Wearing a forest green Inglewood T-shirt, and nail and toe polish to match the school colors, Bender had on her game face and lipstick to match.
A single parent, Bender decided to move and transfer her son Charles Deloach III from Narbonne to Inglewood because of his declining grades and a chance to play for head coach Mil’Von James.
“I heard a lot of good things about coach James and the program and it turned out to be the. Best decision that I could have made for my son. His grades improved and they mentored him as a player and person and I could not be more thankful for them,” Bender told Inglewood Today.
Later that evening Inglewood lost 56-30 to Bishop Alemany in the CIF-Southern Section Division 2 semifinals ending an outstanding season and finishing 11-1.
Bender is responsible for helping prepare meals for the players and collectively with other parents made sure that the students were able to get to and from school safely, but admits the challenges of raising a son in today’s social media environment.
“It was hard because we have so much social media and kids have so many things going and things are so different when I was growing up, it was great that we had coaches like Inglewood has to step up and who understood the many struggles that many of these kids may be going through,” she added. “Coach James has taught him how to be a man something that I could not do. He became a leader here at Inglewood because they taught him that.”
Deloach, 5’11, 240 played defensive line and center and earned All Ocean League honors as a junior and became a team captain as a senior and is planning on attending college to pursue football and education when he graduates in 2022.
He will be honor at the annual Unsung Heroes Leadership Awards black tie gala on April 3, 2022.
His position coach Rayvione Mouton also has been a significant mentor in his life.
Bender says her day begins at 5:45 a.m. and she awakes her son at about 6:50 a.m. and makes breakfast for Deloach and frequently teammates who may spend the night over. Charles greets her with “I love you mom” each morning.
She will drop Deloach off at schools and return after school at about 2p.m. to bring him water or ice as he prepares for practice.
“All of these kids are my babies. If they need a ride home or to practice or to the game, I am there for them. I drive to Chino to pick up helmets for the team or anything they might need.”

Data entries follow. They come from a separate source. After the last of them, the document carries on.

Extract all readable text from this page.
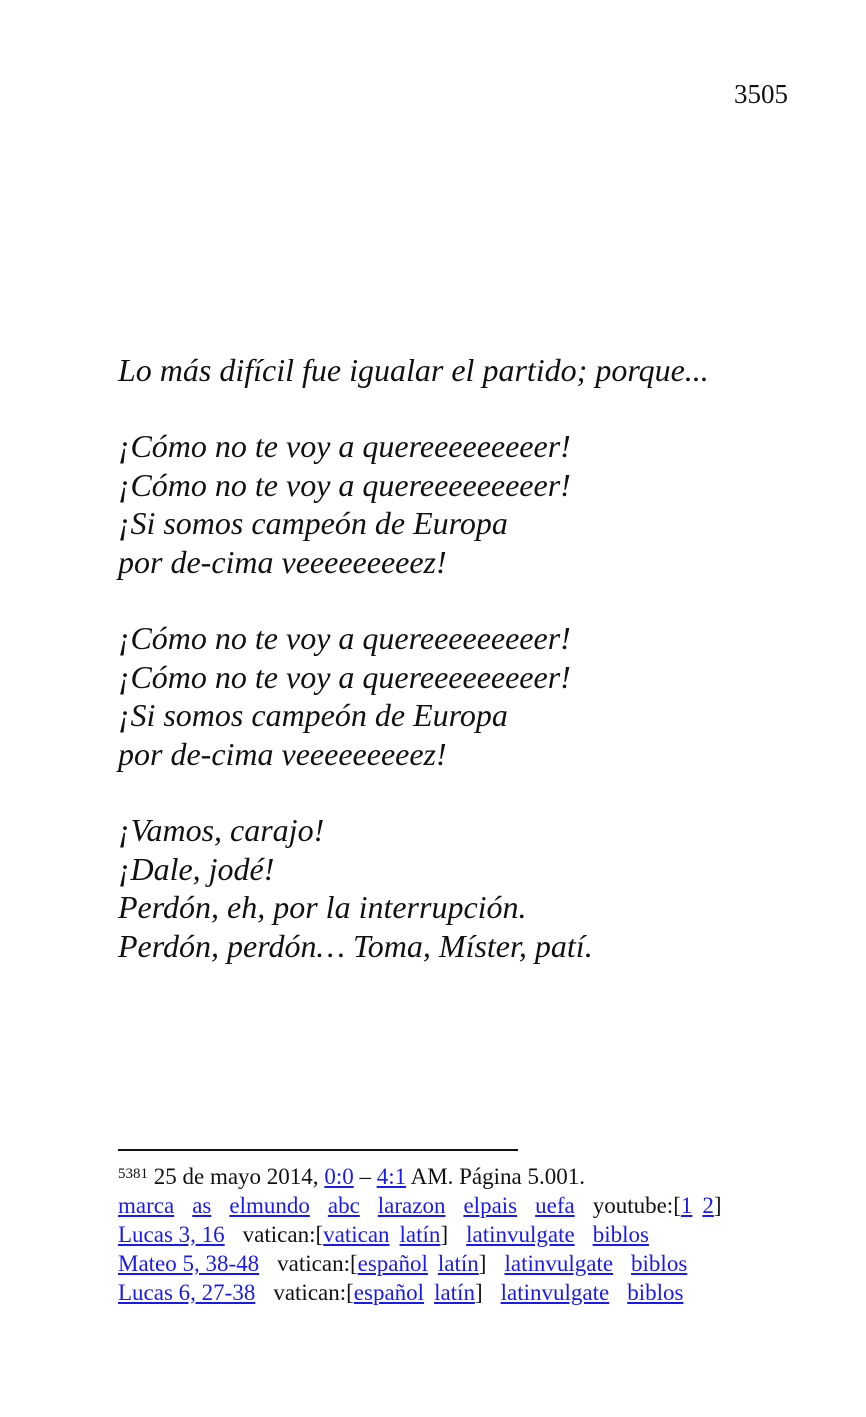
3505
Lo más difícil fue igualar el partido; porque...
¡Cómo no te voy a quereeeeeeeeer!
¡Cómo no te voy a quereeeeeeeeer!
¡Si somos campeón de Europa
por de-cima veeeeeeeeez!
¡Cómo no te voy a quereeeeeeeeer!
¡Cómo no te voy a quereeeeeeeeer!
¡Si somos campeón de Europa
por de-cima veeeeeeeeez!
¡Vamos, carajo!
¡Dale, jodé!
Perdón, eh, por la interrupción.
Perdón, perdón… Toma, Míster, patí.
$^{5381}$ 25 de mayo 2014, 0:0 – 4:1 AM. Página 5.001.
marca as elmundo abc larazon elpais uefa youtube:[1 2]
Lucas 3, 16 vatican:[vatican latín] latinvulgate biblos
Mateo 5, 38-48 vatican:[español latín] latinvulgate biblos
Lucas 6, 27-38 vatican:[español latín] latinvulgate biblos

She added, “Coach James does a lot to help these kids, so I try to help him and the other coaches out as much as possible. They have their families of their own, but they sacrifice everything for these kids.”
Bender shuffles all of these activities into her day that includes her job as a project administrator for a construction company and her pending business as transportation driver for the elderly.
During Thanksgiving, Bender will prepare a small meal for herself and son, and likely will spend the holiday with her sister.
Like many families it will be a day of reflection and thanks for a journey in life that is not promised and does not provide any guarantees, but it is always rewarding.